My main misconception about going to the South was that my fellow students would be interested, even fascinated, in the fact that I was from Cali-forny.  In fact, quite the opposite was true.  In the back of The Help is a brief interview with author Katherine Stockett. A native of Jackson, Mississippi, she talks about the defensiveness of the natives. What I experienced was a weird mix of pride and embarrassment, which she describes perfectly here:
"The rash of negative accounts about Mississippi, in the movies, in the papers, on television, have made us natives a wary, defensive bunch. We are full of pride and shame, but mostly pride.

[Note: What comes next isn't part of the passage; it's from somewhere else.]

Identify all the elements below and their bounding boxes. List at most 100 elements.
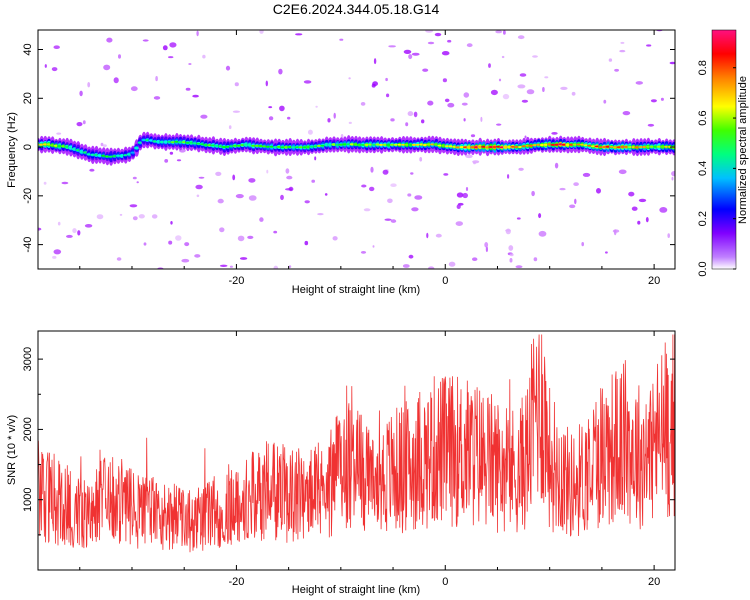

Still, I got out of there. I moved to New York City when I was twenty-three. I learned that the first question anyone asked anybody, in a town so transient, was "Where are you from?" And I'd say, "Mississippi."And then I'd wait.
To people that smiled and said, "I've heard it's beautiful down there," I'd say, "My hometown is number three in the nation for gang-related murders."

To people that said, "God, you must be glad to be out of that place," I'd bristle and say, "What do you know? It's beautiful down there."
And yes, it was beautiful down there. And someday, I'd love to go back, and see it again,, and browse through Square Books and visit  Faulkner's Rowan Oak, like I did with my now-husband on a beautiful, memorable November day.
Rowan Oak image via here
 In my photo album of that life-changing year is a picture of me, in a white t-shirt and jeans, standing right in that same alley of oaks.  I may have been already well into my twenties, but my nine months at Ole Miss taught me that I  was so naive. There was so much in the world that I knew nothing about.